When life throws unexpected expenses your way, or you simply need extra funds for a project, borrowing against your home might seem like a good option. Two common ways to do this are through a second charge mortgage or remortgaging. But which is best for you? This article will walk you through both options, their pros and cons, and help you decide which one could suit your needs.
What is remortgaging?
Remortgaging means swapping your current mortgage for a new one. You’ll still owe the same amount, but if you need extra money—perhaps for home improvements or to pay off debts—the new mortgage will cover both the old amount and the extra funds you need.
So, when you remortgage, you’re essentially paying off your old mortgage with a new one. You can stay with the same lender or switch to another.
Why would someone remortgage?
There are several reasons why remortgaging might make sense:
- To get a better deal: If your fixed term mortgage deal is ending, remortgaging can help you get a lower interest rate or better terms.
- To borrow more money: If you need extra funds for things like home improvements or debt consolidation, remortgaging can help.
- To simplify payments: Combining your current mortgage with extra borrowing into one payment could make things easier.
However, before you remortgage, check if you’ll face any early repayment charges (ERCs) for paying off your current mortgage early.
When is remortgaging a good idea?
Remortgaging might be the right choice for you if:
- You want a better deal: If your current mortgage rate is too high, remortgaging can help you find a better deal.
- You need extra money: If you need to borrow more for a home renovation or to pay off debt, remortgaging could be the way to go.
- You want simpler payments: Combining everything into one mortgage could make it easier to manage your payments.
Before deciding, make sure you check for early repayment charges (ERCs) that might apply.
Second charge mortgage or remortgage?
Now that we’ve covered remortgaging, let’s talk about second charge mortgages. A second charge mortgage lets you borrow extra money on top of your current mortgage without changing your original loan. Your first mortgage stays the same, and the second charge mortgage is added on top.
When is a second charge mortgage a good idea?
A second charge mortgage could be the better option if:
- You’re happy with your current mortgage: If your current mortgage deal is good and you don’t want to change it, a second charge mortgage lets you borrow extra money without altering your mortgage.
- You need money quickly: Second charge mortgages are often quicker to arrange than remortgaging.
- Your credit score has dropped: If your credit score isn’t as good as it was when you first got your mortgage, you may still be able to get a second charge mortgage, while remortgaging might be harder.
Why would someone take out a second charge mortgage?
There are many reasons why people choose a second charge mortgage, including:
- Home improvements: If you want to make changes to your home, a second charge mortgage could provide the funding you need.
- Debt consolidation: A second charge mortgage can help you pay off several unsecured debts by combining them into one, often with a lower interest rate.
- Emergency expenses: If you face unexpected costs, like medical bills or car repairs, a second charge mortgage could help.
Do you pay early repayment charges with a second charge mortgage?
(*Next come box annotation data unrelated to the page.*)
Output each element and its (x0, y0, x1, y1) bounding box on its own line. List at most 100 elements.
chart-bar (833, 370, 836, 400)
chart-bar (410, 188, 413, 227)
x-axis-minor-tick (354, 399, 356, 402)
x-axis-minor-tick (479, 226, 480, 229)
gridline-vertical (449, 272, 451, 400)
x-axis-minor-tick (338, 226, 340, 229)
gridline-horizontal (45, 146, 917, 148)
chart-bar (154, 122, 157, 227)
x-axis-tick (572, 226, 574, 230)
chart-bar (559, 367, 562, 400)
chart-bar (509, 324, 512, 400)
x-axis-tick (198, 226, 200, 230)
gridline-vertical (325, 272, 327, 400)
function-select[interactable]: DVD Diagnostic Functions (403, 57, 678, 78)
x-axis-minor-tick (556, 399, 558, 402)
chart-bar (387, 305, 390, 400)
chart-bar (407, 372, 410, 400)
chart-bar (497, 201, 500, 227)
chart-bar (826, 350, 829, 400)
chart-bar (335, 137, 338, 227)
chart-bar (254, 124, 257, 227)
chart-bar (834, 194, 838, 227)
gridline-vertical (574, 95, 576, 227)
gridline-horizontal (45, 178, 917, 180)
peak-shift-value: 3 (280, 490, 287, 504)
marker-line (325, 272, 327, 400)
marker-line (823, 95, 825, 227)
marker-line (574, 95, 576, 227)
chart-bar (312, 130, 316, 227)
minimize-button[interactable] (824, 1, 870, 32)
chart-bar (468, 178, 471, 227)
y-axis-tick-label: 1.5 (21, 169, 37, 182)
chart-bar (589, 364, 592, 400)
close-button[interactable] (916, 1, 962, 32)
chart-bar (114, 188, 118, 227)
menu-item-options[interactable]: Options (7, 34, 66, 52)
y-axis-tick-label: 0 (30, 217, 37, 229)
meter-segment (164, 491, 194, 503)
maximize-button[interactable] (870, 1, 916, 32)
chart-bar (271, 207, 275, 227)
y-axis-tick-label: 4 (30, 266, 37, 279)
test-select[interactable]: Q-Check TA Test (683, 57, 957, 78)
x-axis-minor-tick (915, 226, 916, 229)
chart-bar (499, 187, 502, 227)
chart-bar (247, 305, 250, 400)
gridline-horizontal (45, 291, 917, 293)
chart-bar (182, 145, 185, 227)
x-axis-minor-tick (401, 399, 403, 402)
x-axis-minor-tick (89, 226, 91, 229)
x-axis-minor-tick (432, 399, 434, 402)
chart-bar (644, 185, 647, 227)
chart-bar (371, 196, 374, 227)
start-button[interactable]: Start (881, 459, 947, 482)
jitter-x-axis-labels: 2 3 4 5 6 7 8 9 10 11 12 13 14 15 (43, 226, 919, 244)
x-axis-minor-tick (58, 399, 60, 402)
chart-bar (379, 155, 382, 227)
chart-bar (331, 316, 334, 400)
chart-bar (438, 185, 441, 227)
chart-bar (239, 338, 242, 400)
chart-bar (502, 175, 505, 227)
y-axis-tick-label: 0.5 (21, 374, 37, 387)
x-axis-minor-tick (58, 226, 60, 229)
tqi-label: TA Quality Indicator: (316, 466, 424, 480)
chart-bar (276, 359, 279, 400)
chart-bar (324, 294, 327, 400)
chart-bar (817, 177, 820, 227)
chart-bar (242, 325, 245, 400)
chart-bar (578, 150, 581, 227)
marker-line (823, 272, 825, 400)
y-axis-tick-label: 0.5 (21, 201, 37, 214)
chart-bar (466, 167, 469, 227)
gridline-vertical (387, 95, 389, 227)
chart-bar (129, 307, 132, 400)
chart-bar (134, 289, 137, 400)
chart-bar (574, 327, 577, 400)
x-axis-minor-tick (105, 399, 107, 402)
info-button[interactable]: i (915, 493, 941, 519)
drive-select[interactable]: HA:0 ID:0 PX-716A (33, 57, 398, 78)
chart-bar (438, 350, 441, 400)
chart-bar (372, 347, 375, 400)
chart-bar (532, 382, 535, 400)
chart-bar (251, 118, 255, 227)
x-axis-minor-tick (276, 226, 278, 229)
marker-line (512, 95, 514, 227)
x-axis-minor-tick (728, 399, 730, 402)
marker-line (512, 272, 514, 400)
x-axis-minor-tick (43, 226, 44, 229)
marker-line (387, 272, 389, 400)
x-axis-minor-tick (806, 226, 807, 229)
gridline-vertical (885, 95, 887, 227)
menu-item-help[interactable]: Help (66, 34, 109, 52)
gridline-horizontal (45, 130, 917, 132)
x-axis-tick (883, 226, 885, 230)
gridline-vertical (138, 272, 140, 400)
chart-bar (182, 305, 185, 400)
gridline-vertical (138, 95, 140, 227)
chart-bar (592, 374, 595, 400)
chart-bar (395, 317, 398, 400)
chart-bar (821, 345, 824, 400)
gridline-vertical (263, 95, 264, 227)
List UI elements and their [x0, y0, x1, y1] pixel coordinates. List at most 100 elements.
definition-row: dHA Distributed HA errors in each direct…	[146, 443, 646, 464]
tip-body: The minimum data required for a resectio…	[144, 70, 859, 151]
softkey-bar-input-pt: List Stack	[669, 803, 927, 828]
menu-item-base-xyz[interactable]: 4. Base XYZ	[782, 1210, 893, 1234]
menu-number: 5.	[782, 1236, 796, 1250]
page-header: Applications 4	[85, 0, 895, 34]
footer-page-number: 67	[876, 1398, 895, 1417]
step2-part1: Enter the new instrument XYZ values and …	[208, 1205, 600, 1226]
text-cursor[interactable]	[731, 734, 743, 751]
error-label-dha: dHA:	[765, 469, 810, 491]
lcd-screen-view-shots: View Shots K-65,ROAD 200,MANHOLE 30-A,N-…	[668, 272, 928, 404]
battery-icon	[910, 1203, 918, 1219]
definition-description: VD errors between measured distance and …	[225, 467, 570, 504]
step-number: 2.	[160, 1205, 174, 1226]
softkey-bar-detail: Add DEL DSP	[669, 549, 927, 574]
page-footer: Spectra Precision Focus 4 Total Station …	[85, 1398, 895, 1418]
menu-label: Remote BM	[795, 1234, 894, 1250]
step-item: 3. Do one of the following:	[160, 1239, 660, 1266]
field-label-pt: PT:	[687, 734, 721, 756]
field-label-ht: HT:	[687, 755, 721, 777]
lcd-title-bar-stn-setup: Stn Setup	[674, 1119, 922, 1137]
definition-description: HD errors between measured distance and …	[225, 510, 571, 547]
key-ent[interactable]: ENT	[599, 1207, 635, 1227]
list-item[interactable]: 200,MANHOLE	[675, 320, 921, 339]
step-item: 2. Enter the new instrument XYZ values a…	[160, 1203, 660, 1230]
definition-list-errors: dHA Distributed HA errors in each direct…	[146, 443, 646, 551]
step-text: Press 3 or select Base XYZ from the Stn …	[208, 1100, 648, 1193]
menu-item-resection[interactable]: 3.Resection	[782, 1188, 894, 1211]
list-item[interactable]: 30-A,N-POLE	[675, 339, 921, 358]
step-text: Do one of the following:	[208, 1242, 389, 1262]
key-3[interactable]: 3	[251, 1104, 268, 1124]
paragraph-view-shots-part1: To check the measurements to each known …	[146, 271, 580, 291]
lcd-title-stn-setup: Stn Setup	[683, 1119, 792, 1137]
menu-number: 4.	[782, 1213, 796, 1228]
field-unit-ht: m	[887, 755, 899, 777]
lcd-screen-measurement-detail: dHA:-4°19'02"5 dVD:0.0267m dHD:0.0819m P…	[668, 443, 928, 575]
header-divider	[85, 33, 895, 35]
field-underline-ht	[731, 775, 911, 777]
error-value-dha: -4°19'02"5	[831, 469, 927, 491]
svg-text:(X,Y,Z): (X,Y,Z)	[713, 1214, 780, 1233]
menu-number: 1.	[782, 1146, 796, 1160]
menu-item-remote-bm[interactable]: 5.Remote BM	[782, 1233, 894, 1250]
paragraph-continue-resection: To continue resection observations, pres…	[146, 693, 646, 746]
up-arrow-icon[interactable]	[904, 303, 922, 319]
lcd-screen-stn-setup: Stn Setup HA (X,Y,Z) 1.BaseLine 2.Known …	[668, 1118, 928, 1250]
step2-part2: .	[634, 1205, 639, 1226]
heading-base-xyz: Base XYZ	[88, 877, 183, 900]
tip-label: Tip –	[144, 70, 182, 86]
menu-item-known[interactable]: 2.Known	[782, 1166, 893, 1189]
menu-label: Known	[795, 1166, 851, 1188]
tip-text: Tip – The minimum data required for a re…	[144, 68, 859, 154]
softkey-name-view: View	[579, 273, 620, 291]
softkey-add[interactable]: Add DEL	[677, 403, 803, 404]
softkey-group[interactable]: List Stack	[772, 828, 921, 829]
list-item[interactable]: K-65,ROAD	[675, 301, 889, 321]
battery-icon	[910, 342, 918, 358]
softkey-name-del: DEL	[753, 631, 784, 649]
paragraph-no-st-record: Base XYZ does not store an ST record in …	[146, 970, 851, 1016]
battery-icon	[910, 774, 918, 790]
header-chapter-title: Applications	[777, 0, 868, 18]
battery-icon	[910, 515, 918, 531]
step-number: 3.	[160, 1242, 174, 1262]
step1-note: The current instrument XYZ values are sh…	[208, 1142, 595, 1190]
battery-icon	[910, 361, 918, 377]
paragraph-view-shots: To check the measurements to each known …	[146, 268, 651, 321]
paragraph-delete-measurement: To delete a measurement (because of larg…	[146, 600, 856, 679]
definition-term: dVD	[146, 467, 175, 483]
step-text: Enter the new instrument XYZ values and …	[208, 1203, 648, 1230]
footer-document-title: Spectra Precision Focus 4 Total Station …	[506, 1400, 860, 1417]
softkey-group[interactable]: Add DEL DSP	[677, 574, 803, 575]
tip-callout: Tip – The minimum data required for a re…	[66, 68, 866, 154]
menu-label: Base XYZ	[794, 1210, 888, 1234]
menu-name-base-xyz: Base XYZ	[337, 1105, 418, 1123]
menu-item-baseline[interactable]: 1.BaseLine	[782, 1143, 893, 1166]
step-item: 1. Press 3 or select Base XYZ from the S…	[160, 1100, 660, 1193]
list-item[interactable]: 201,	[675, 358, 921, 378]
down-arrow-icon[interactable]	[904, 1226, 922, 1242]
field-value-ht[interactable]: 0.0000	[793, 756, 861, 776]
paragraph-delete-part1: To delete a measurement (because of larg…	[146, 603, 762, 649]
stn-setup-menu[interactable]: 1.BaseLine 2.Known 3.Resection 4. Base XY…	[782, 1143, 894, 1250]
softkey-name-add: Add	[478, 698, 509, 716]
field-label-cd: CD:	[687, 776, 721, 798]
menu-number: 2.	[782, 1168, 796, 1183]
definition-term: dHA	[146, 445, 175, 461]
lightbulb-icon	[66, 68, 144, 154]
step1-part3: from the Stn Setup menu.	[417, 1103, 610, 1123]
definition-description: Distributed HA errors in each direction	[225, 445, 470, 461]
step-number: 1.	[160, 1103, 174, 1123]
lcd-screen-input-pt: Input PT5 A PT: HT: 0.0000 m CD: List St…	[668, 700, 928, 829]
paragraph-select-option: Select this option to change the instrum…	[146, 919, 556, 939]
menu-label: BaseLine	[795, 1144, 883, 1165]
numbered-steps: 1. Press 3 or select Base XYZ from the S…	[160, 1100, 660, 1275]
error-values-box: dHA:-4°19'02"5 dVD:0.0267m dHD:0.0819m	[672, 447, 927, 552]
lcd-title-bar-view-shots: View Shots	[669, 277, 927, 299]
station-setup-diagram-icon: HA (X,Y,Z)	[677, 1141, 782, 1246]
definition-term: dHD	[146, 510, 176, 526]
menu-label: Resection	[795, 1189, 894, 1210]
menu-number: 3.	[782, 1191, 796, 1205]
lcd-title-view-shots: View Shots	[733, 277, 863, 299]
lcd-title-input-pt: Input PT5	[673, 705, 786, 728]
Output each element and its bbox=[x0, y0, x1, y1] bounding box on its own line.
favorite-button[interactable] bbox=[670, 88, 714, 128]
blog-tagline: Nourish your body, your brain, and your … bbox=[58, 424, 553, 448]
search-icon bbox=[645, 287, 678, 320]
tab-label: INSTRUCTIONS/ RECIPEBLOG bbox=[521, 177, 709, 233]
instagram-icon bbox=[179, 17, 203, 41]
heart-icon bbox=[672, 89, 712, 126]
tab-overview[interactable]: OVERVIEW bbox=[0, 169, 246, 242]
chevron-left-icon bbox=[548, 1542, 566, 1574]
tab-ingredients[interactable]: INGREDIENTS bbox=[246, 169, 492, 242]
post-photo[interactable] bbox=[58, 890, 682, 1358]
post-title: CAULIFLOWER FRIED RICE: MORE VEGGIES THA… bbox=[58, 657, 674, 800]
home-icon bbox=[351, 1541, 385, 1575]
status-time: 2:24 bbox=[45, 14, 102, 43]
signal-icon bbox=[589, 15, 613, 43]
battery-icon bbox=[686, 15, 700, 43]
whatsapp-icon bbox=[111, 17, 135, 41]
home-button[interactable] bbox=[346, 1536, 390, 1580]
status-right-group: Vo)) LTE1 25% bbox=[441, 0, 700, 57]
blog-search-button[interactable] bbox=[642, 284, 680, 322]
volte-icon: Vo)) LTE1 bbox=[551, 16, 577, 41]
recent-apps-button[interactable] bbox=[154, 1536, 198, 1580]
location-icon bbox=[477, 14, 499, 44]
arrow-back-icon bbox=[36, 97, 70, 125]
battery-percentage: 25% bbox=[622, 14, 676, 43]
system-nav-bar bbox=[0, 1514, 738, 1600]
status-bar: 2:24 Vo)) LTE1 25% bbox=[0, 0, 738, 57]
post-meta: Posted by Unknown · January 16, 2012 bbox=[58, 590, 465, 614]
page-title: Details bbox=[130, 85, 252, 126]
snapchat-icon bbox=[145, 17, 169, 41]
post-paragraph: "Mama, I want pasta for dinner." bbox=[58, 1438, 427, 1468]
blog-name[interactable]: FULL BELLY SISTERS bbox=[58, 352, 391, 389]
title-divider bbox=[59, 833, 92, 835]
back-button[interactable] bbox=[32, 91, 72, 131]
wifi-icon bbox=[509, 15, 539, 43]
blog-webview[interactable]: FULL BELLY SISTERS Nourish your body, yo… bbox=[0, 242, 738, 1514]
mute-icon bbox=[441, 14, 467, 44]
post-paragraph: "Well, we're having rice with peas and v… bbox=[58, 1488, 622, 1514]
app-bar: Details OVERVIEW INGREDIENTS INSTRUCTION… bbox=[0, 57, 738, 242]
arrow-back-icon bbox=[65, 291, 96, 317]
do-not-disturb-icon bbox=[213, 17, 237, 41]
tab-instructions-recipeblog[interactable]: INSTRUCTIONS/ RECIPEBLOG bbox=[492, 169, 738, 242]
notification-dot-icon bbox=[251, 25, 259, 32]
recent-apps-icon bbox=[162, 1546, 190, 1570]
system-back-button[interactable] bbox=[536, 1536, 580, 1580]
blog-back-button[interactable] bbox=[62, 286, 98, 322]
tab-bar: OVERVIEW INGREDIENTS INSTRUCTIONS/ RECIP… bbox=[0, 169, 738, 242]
Yes, just like with remortgaging, there may be early repayment charges (ERCs) if you pay off the second charge mortgage early. Always read the terms carefully before agreeing.
Are second charge mortgages more affordable?
While second charge mortgages are often quicker to arrange, they can sometimes have higher interest rates than remortgaging. However, they may still be cheaper than other loan types, like personal loans or credit cards. Be sure to compare rates and terms to find the best option for you.
Key considerations before taking out a second charge mortgage
Before going ahead with a second charge mortgage, think about these important factors:
- Interest rates: Second charge mortgages typically have higher interest rates than remortgaging. Be sure to shop around and compare offers.
- Two payments: With a second charge mortgage, you’ll need to make two payments each month—one for your original mortgage and another for the second charge mortgage.